Last week, during my leadership training, I met an abrasive woman (or as I like to say, a sand paper person) whose demeanor was quite unwelcoming. While discussing the rules and regulations of building usage she displayed an attitude of inconvenience mixed with an overabundance of micromanagement. Every encounter with her created an increase in my annoyance level that felt like sand paper going across my skin (or to others perhaps like nails on a chalkboard.) At one point she interrupted our class to have a group of us move our vehicles to another side of the building to make parking more convenient for others who would be coming/going in the building. THAT was my breaking point. Although I calmly moved my vehicle, when our class reconvened, I failed to bite my tongue. The comment I made wasn’t incredibly rude or malicious but was still a clear display of my dislike for this woman’s personality. I was immediately convicted in my spirit and reminded comments like that do not produce pearls.
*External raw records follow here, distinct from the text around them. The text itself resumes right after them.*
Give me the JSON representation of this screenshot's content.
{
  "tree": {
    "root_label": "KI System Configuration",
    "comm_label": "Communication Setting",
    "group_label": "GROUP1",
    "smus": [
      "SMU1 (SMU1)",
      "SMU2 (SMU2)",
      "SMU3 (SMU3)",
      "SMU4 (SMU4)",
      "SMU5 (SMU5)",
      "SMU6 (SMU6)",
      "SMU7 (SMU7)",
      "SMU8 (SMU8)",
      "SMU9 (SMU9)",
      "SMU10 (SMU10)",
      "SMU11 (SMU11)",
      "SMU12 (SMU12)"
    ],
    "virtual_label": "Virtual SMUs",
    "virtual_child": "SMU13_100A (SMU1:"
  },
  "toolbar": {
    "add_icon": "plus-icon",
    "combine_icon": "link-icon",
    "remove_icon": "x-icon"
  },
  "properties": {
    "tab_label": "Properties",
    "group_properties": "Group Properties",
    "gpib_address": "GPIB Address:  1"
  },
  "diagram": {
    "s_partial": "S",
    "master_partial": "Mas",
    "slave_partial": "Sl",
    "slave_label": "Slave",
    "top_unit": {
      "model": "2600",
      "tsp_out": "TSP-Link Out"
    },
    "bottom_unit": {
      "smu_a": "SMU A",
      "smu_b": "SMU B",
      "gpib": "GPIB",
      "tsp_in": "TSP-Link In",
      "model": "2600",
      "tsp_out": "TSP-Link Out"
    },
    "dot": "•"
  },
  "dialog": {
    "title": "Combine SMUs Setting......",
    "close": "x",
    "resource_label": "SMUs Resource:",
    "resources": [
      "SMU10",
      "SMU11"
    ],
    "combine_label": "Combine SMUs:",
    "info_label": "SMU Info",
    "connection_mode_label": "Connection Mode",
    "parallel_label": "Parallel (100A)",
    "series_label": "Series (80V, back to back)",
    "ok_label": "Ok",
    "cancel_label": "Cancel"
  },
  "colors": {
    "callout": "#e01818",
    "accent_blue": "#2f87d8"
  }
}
Yes, you read that last sentence correctly-produce pearls. Last year, one of my best friends texted me about a dream she had. In the dream, God spoke one word to her for me-refinement. She shared the word but nothing else. It was up to me to receive the message and figure out what God meant regarding His refinement for me. I prayed asking God to give me wisdom and show me specifically what He meant regarding the refinement of me. Traditionally refinement is compared to the melting of precious gold or silver. It’s placed into an inferno and melted down to cleanse the metal from all impurities. It’s said the metal stays in the fire until it’s so pure the maker can see his own image in the metal. The metaphor behind that is that God refines us (Christ’s death even cleanses us from all our impurities) into His image (Malachi 3:3, 1John 1:7 and Zechariah 13:9)
After praying, I read Malachi 3:3 and googled “Refiner’s Fire.” During my research on refinement, I felt God speak “sand paper” to me. My human thinking thought about sand paper in the literal sense-a rough abrasive material that creates smooth surfaces on wood. So, I thought God’s refinement meant he was using sand paper people and sand paper like situations to sanding me down into a softer image of Him. But then I heard God speak the word “Pearls” to me and I remembered how a clam produces a pearl. At least I thought I did until I was trying to explain God’s refinement for me to a good friend and it wasn’t making sense to him, or to me.
So I went back to Google and researched how a pearl is made. I read that when a clam gets an irritant (usually a grain of sand) in its muscle it produces a protective layer around the irritant in order to protect itself from being harmed by the irritant. Those protective layers are the pearls we wear in various forms of jewelry. And then it “dawned” on me. God was teaching me that my refinement was the same as a clam producing a pearl. Instead of allowing people and situations to affect me in negative ways that caused me harm by stealing my joy and exhausting me from being so angry and frustrated I needed to form protective layers and produce pearls.
This past year God has shown me a variety of ways I can produce pearls. The Bible teaches us to not let the sun go down on our anger (Ephesians 4:26) put away all bitterness, wrath and malice (vs 31) and to “be kind and compassionate to one another, forgiving each other, just as Christ forgave you.” (Vs 32 NLT) Colossians chapter 3 tells us to clothe ourselves with “protective layers” of tenderhearted mercy, kindness, humility, gentleness, and patience. Four of these are also listed in Galatians 5 along with love, joy, peace, goodness, faithfulness, and self-control-all classified as “fruits of the spirit.” And speaking of fruit, Jesus used parables about bearing fruit as a metaphor in showing His love to everyone we encounter.
Over and over the Bible tells us to love each other as Christ loves us, and to forgive as Christ forgave us. Producing pearls is an act of mercy, a display of kindness, the key to humility, an opportunity to practice patience and the perfect source of gentleness. When we “sweat the small stuff”, we become a clam that allows the irritant to injure its muscle; injuring ourselves and others physically, emotionally and spiritually. Our negative reactions damage our character as well. When we practice producing pearls, the irritant can’t harm us. The people around us also receive the blessings of precious gemstones in the forms of our humble, gentle, and kind responses. No matter what type of sand (or sand paper) people or circumstance may throw at you, always choose to produce pearls. And this is something that clearly I am still working on “practicing what I preach” as well.